Pamela Greinke, executive director of the nonprofit Hope and Resilience Long Island, which covers the cost of hotel stays for domestic violence victims on the East End, said Riverhead’s order further endangers victims who may be seeking safety.
“So far, the time needed has not exceeded 30 days, but there may be a situation where a client needs more time in a hotel in order to be safe,” Greinke said. “So, this executive order directly impacts their ability to maintain the safety they need while pursuing their protections through court.”
Greinke said the order also “perpetuates the narrative that immigrants are more likely to be criminals; numerous studies have shown that to be untrue,” citing a study by university economists.
“Asylum seekers are not looking for a vacation spot; they often have experienced multiple layers of trauma and abuse; then to deny them safe housing while they take a moment to catch their breath and process it all, that just creates an additional, inhumane barrier for a person seeking safety,” Greinke said.
Perez said she asked for a meeting with Aguiar last year, but that the former supervisor declined to meet with the organization. Perez said she would welcome a conversation with Hubbard about the order.
“I would love to know that he’s willing to speak in public about his willingness to take a look at the deeper side of how an emergency order like this affects everyone else — not the people who he thinks are ‘invading,’ but everybody else,” Perez said.
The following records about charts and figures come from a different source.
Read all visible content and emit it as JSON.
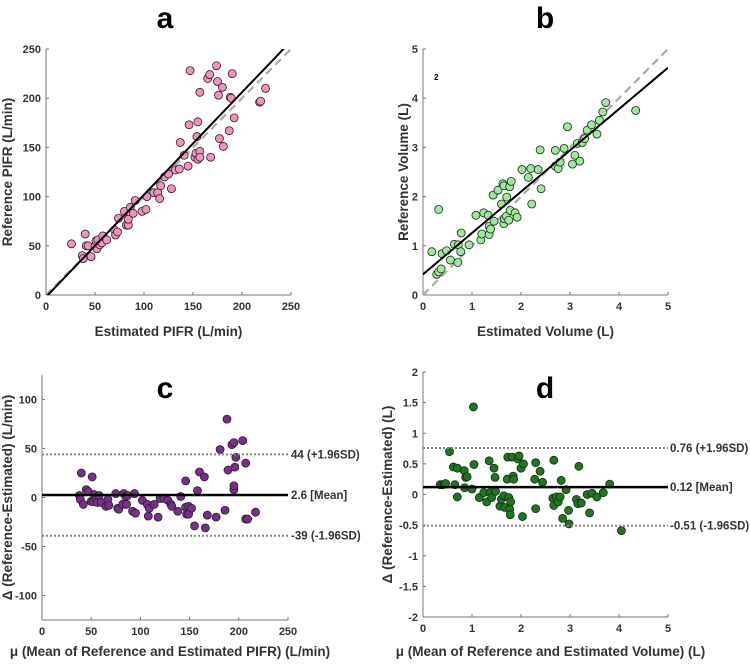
{
  "chart_data": [
    {
      "panel": "a",
      "type": "scatter",
      "xlabel": "Estimated PIFR (L/min)",
      "ylabel": "Reference PIFR (L/min)",
      "xlim": [
        0,
        250
      ],
      "ylim": [
        0,
        250
      ],
      "xticks": [
        0,
        50,
        100,
        150,
        200,
        250
      ],
      "yticks": [
        0,
        50,
        100,
        150,
        200,
        250
      ],
      "marker_color": "#f590c0",
      "regression": {
        "slope": 1.04,
        "intercept": -2
      },
      "identity_line": true,
      "points": [
        [
          26,
          52
        ],
        [
          37,
          40
        ],
        [
          38,
          37
        ],
        [
          40,
          62
        ],
        [
          41,
          50
        ],
        [
          43,
          50
        ],
        [
          46,
          39
        ],
        [
          50,
          50
        ],
        [
          51,
          55
        ],
        [
          52,
          47
        ],
        [
          53,
          56
        ],
        [
          55,
          51
        ],
        [
          57,
          53
        ],
        [
          58,
          60
        ],
        [
          62,
          56
        ],
        [
          70,
          66
        ],
        [
          71,
          61
        ],
        [
          73,
          64
        ],
        [
          74,
          78
        ],
        [
          80,
          85
        ],
        [
          82,
          71
        ],
        [
          84,
          71
        ],
        [
          84,
          77
        ],
        [
          86,
          89
        ],
        [
          89,
          83
        ],
        [
          91,
          96
        ],
        [
          98,
          85
        ],
        [
          102,
          87
        ],
        [
          103,
          100
        ],
        [
          110,
          104
        ],
        [
          114,
          104
        ],
        [
          116,
          98
        ],
        [
          117,
          111
        ],
        [
          121,
          120
        ],
        [
          125,
          123
        ],
        [
          128,
          108
        ],
        [
          132,
          127
        ],
        [
          136,
          128
        ],
        [
          137,
          155
        ],
        [
          141,
          142
        ],
        [
          145,
          131
        ],
        [
          146,
          173
        ],
        [
          147,
          228
        ],
        [
          152,
          140
        ],
        [
          153,
          144
        ],
        [
          154,
          161
        ],
        [
          155,
          176
        ],
        [
          155,
          138
        ],
        [
          157,
          206
        ],
        [
          157,
          146
        ],
        [
          157,
          140
        ],
        [
          165,
          220
        ],
        [
          167,
          224
        ],
        [
          168,
          140
        ],
        [
          174,
          233
        ],
        [
          175,
          217
        ],
        [
          176,
          203
        ],
        [
          177,
          159
        ],
        [
          180,
          211
        ],
        [
          181,
          151
        ],
        [
          187,
          167
        ],
        [
          188,
          201
        ],
        [
          189,
          200
        ],
        [
          190,
          225
        ],
        [
          192,
          180
        ],
        [
          218,
          196
        ],
        [
          219,
          197
        ],
        [
          224,
          210
        ]
      ]
    },
    {
      "panel": "b",
      "type": "scatter",
      "xlabel": "Estimated Volume (L)",
      "ylabel": "Reference Volume (L)",
      "xlim": [
        0,
        5
      ],
      "ylim": [
        0,
        5
      ],
      "xticks": [
        0,
        1,
        2,
        3,
        4,
        5
      ],
      "yticks": [
        0,
        1,
        2,
        3,
        4,
        5
      ],
      "marker_color": "#98ec98",
      "regression": {
        "slope": 0.84,
        "intercept": 0.42
      },
      "identity_line": true,
      "annotations": [
        {
          "text": "2",
          "x": 0.27,
          "y": 4.37
        }
      ],
      "points": [
        [
          0.18,
          0.88
        ],
        [
          0.28,
          0.42
        ],
        [
          0.32,
          0.47
        ],
        [
          0.32,
          1.74
        ],
        [
          0.37,
          0.53
        ],
        [
          0.39,
          0.84
        ],
        [
          0.48,
          0.9
        ],
        [
          0.56,
          0.71
        ],
        [
          0.64,
          1.03
        ],
        [
          0.71,
          0.66
        ],
        [
          0.72,
          1.02
        ],
        [
          0.77,
          0.88
        ],
        [
          0.78,
          1.26
        ],
        [
          0.94,
          1.02
        ],
        [
          1.08,
          1.62
        ],
        [
          1.18,
          1.12
        ],
        [
          1.2,
          1.24
        ],
        [
          1.24,
          1.67
        ],
        [
          1.33,
          1.62
        ],
        [
          1.35,
          1.4
        ],
        [
          1.35,
          1.23
        ],
        [
          1.38,
          1.34
        ],
        [
          1.43,
          2.03
        ],
        [
          1.45,
          1.5
        ],
        [
          1.53,
          2.13
        ],
        [
          1.6,
          1.85
        ],
        [
          1.63,
          2.26
        ],
        [
          1.65,
          2.22
        ],
        [
          1.65,
          1.45
        ],
        [
          1.66,
          1.55
        ],
        [
          1.7,
          1.6
        ],
        [
          1.71,
          1.99
        ],
        [
          1.75,
          1.52
        ],
        [
          1.77,
          2.2
        ],
        [
          1.78,
          1.72
        ],
        [
          1.8,
          2.31
        ],
        [
          1.88,
          1.67
        ],
        [
          1.92,
          1.58
        ],
        [
          2.02,
          2.55
        ],
        [
          2.15,
          2.39
        ],
        [
          2.2,
          2.57
        ],
        [
          2.22,
          1.85
        ],
        [
          2.35,
          2.55
        ],
        [
          2.39,
          2.95
        ],
        [
          2.41,
          2.16
        ],
        [
          2.7,
          2.94
        ],
        [
          2.7,
          2.62
        ],
        [
          2.76,
          2.57
        ],
        [
          2.8,
          2.7
        ],
        [
          2.88,
          2.98
        ],
        [
          2.95,
          3.42
        ],
        [
          3.05,
          2.66
        ],
        [
          3.1,
          2.84
        ],
        [
          3.15,
          3.08
        ],
        [
          3.2,
          2.72
        ],
        [
          3.25,
          3.1
        ],
        [
          3.3,
          3.18
        ],
        [
          3.35,
          3.35
        ],
        [
          3.44,
          3.46
        ],
        [
          3.55,
          3.27
        ],
        [
          3.6,
          3.55
        ],
        [
          3.67,
          3.72
        ],
        [
          3.73,
          3.91
        ],
        [
          4.34,
          3.75
        ]
      ]
    },
    {
      "panel": "c",
      "type": "scatter",
      "xlabel": "μ (Mean of Reference and Estimated PIFR) (L/min)",
      "ylabel": "Δ (Reference-Estimated) (L/min)",
      "xlim": [
        0,
        250
      ],
      "ylim": [
        -125,
        125
      ],
      "xticks": [
        0,
        50,
        100,
        150,
        200,
        250
      ],
      "yticks": [
        -100,
        -50,
        0,
        50,
        100
      ],
      "marker_color": "#7b2d8e",
      "hlines": [
        {
          "value": 44,
          "style": "dotted",
          "label": "44 (+1.96SD)"
        },
        {
          "value": 2.6,
          "style": "solid",
          "label": "2.6 [Mean]"
        },
        {
          "value": -39,
          "style": "dotted",
          "label": "-39 (-1.96SD)"
        }
      ],
      "points": [
        [
          38,
          2
        ],
        [
          39,
          -2
        ],
        [
          40,
          25
        ],
        [
          42,
          -7
        ],
        [
          45,
          8
        ],
        [
          47,
          6
        ],
        [
          50,
          -4
        ],
        [
          51,
          21
        ],
        [
          52,
          -4
        ],
        [
          53,
          3
        ],
        [
          55,
          -2
        ],
        [
          56,
          -5
        ],
        [
          58,
          2
        ],
        [
          60,
          -5
        ],
        [
          65,
          -9
        ],
        [
          67,
          -2
        ],
        [
          68,
          -8
        ],
        [
          75,
          4
        ],
        [
          77,
          -11
        ],
        [
          78,
          -12
        ],
        [
          82,
          -7
        ],
        [
          83,
          4
        ],
        [
          85,
          1
        ],
        [
          86,
          -7
        ],
        [
          87,
          2
        ],
        [
          92,
          -14
        ],
        [
          94,
          4
        ],
        [
          95,
          -16
        ],
        [
          102,
          -3
        ],
        [
          107,
          -7
        ],
        [
          108,
          -19
        ],
        [
          109,
          -11
        ],
        [
          114,
          -7
        ],
        [
          118,
          -20
        ],
        [
          120,
          -1
        ],
        [
          124,
          -1
        ],
        [
          128,
          -3
        ],
        [
          131,
          -7
        ],
        [
          132,
          -9
        ],
        [
          138,
          -14
        ],
        [
          141,
          1
        ],
        [
          146,
          17
        ],
        [
          146,
          -10
        ],
        [
          147,
          -17
        ],
        [
          149,
          -9
        ],
        [
          149,
          -17
        ],
        [
          152,
          -11
        ],
        [
          155,
          -29
        ],
        [
          158,
          7
        ],
        [
          160,
          26
        ],
        [
          165,
          21
        ],
        [
          166,
          -31
        ],
        [
          168,
          -18
        ],
        [
          177,
          -20
        ],
        [
          181,
          49
        ],
        [
          186,
          -13
        ],
        [
          188,
          80
        ],
        [
          189,
          28
        ],
        [
          193,
          54
        ],
        [
          195,
          56
        ],
        [
          195,
          8
        ],
        [
          195,
          12
        ],
        [
          196,
          31
        ],
        [
          197,
          41
        ],
        [
          204,
          58
        ],
        [
          207,
          35
        ],
        [
          207,
          -22
        ],
        [
          209,
          -22
        ],
        [
          217,
          -15
        ]
      ]
    },
    {
      "panel": "d",
      "type": "scatter",
      "xlabel": "μ (Mean of Reference and Estimated Volume) (L)",
      "ylabel": "Δ (Reference-Estimated) (L)",
      "xlim": [
        0,
        5
      ],
      "ylim": [
        -2,
        2
      ],
      "xticks": [
        0,
        1,
        2,
        3,
        4,
        5
      ],
      "yticks": [
        -2,
        -1.5,
        -1,
        -0.5,
        0,
        0.5,
        1,
        1.5,
        2
      ],
      "marker_color": "#187a18",
      "hlines": [
        {
          "value": 0.76,
          "style": "dotted",
          "label": "0.76 (+1.96SD)"
        },
        {
          "value": 0.12,
          "style": "solid",
          "label": "0.12 [Mean]"
        },
        {
          "value": -0.51,
          "style": "dotted",
          "label": "-0.51 (-1.96SD)"
        }
      ],
      "points": [
        [
          0.35,
          0.16
        ],
        [
          0.4,
          0.16
        ],
        [
          0.44,
          0.17
        ],
        [
          0.46,
          0.18
        ],
        [
          0.54,
          0.7
        ],
        [
          0.62,
          0.45
        ],
        [
          0.65,
          0.16
        ],
        [
          0.7,
          0.43
        ],
        [
          0.7,
          -0.04
        ],
        [
          0.84,
          0.39
        ],
        [
          0.85,
          0.11
        ],
        [
          0.87,
          0.28
        ],
        [
          0.9,
          0.29
        ],
        [
          1.0,
          0.09
        ],
        [
          1.03,
          1.43
        ],
        [
          1.04,
          0.49
        ],
        [
          1.15,
          -0.05
        ],
        [
          1.24,
          0.03
        ],
        [
          1.3,
          -0.12
        ],
        [
          1.35,
          0.55
        ],
        [
          1.37,
          0.03
        ],
        [
          1.4,
          -0.05
        ],
        [
          1.45,
          0.43
        ],
        [
          1.47,
          0.28
        ],
        [
          1.48,
          0.05
        ],
        [
          1.57,
          -0.19
        ],
        [
          1.6,
          -0.08
        ],
        [
          1.65,
          -0.02
        ],
        [
          1.67,
          -0.21
        ],
        [
          1.72,
          0.25
        ],
        [
          1.73,
          0.61
        ],
        [
          1.75,
          -0.05
        ],
        [
          1.77,
          -0.24
        ],
        [
          1.78,
          -0.33
        ],
        [
          1.79,
          -0.12
        ],
        [
          1.82,
          0.61
        ],
        [
          1.84,
          0.3
        ],
        [
          1.85,
          0.25
        ],
        [
          1.94,
          0.58
        ],
        [
          1.96,
          0.63
        ],
        [
          2.0,
          0.43
        ],
        [
          2.03,
          -0.36
        ],
        [
          2.05,
          0.5
        ],
        [
          2.28,
          0.25
        ],
        [
          2.3,
          0.52
        ],
        [
          2.3,
          -0.23
        ],
        [
          2.39,
          0.38
        ],
        [
          2.44,
          0.2
        ],
        [
          2.65,
          -0.06
        ],
        [
          2.67,
          0.56
        ],
        [
          2.67,
          -0.18
        ],
        [
          2.72,
          -0.04
        ],
        [
          2.76,
          -0.12
        ],
        [
          2.8,
          -0.04
        ],
        [
          2.82,
          0.23
        ],
        [
          2.85,
          -0.39
        ],
        [
          2.92,
          0.08
        ],
        [
          2.97,
          -0.26
        ],
        [
          2.98,
          -0.48
        ],
        [
          3.13,
          -0.08
        ],
        [
          3.16,
          -0.15
        ],
        [
          3.18,
          0.46
        ],
        [
          3.23,
          -0.14
        ],
        [
          3.35,
          0.0
        ],
        [
          3.4,
          -0.3
        ],
        [
          3.45,
          0.02
        ],
        [
          3.55,
          -0.04
        ],
        [
          3.68,
          0.03
        ],
        [
          3.81,
          0.17
        ],
        [
          4.05,
          -0.59
        ]
      ]
    }
  ]
}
While they might not be coming by the busloads, Perez said migrants coming into the U.S. are still relocating to the area despite the emergency order and finding success in their new home.
“It’s happening right now, and people are carefully, and with support of friends and family, starting lives, because there are dire situations where they’re coming from,” Perez said, “and they are becoming contributing members of our community right here on the East End of Long Island.”